Nessuna censura. La misura è conseguenza della violazione del copyright ed è una delle pratiche più veloci offerte dalle piattaforme a tutti gli utenti per tutelare il diritto d'autore

Fabio Fabbretti

di Fabio Fabbretti

03/02/2026 - 13:49

Corona e Falsissimo rimossi dai social

La querelle tra Mediaset e Fabrizio Corona arriva ad una svolta significativa: nelle ultime ore diverse piattaforme digitali stanno rimuovendo e oscurando i contenuti riconducibili all’ex agente fotografico, che con il suo Falsissimo si è divertito ad alimentare in maniera grottesca sospetti su presunti “sistemi” Mediaset.

Ad oggi, su Instagram non vi è più traccia di Corona, né del suo profilo personale né di quello legato al format YouTube, dove invece sono stati oscurati tutti i contenuti free e restano al momento quelli a pagamento.

Il tutto dopo le segnalazioni presentate dal pool legale di Mediaset.
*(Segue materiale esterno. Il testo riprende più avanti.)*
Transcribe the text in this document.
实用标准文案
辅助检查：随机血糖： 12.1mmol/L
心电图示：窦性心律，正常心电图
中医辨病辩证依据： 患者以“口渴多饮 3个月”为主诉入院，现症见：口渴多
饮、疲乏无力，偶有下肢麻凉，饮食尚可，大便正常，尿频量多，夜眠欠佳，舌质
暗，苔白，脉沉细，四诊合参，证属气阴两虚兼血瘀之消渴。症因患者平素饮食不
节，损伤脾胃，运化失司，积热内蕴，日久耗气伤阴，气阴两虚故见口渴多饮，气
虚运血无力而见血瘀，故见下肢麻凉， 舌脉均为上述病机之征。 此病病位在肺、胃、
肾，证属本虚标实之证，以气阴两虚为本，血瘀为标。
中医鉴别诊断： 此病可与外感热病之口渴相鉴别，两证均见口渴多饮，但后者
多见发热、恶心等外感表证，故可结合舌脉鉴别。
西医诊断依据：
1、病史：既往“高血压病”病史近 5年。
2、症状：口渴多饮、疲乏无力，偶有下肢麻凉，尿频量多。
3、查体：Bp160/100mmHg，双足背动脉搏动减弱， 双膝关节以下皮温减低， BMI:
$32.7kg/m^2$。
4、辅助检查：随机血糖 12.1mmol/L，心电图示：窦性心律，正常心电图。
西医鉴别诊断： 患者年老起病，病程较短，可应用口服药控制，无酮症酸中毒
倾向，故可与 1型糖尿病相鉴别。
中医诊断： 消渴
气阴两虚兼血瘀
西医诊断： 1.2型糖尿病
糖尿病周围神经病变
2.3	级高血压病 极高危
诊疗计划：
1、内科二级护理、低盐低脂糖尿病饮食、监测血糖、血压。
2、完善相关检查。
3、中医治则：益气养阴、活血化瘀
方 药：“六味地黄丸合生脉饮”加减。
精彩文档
La questione parrebbe molto più semplice di quel che si pensi. Non servono diffide, querele o atti particolarmente complessi: tutti i social prevedono la possibilità di segnalare violazioni del copyright, mettendo a disposizione di qualsiasi utente un modulo per chiedere la rimozione del contenuto che viola le leggi sul diritto d’autore. Una strada percorribile in maniera veloce, che si inserisce, in questo caso, negli interventi – ben più articolati – relativi a diffamazione, dignità personale, privacy e messaggi d’odio, che l’azienda di Pier Silvio Berlusconi intende contrastare come annunciato in un duro comunicato.

L’eliminazione delle puntate di Falsissimo e l’oscurazione dei profili social è, tra l’altro, in linea con l’ordinanza cautelare emessa dal Tribunale civile di Milano, che già in merito al caso Signorini aveva imposto a Corona di cancellare le ‘pubblicazioni’ precedenti e consegnare il materiale in suo possesso.

La reazione del legale di Fabrizio Corona

Contro Fabrizio Corona è in atto un’operazione di oscurantismo che non è degna di questo Paese. È censura pura e la gente lo capisce bene

sono le parole di Ivano Chiesa, legale di Fabrizio Corona, ad Adnkronos.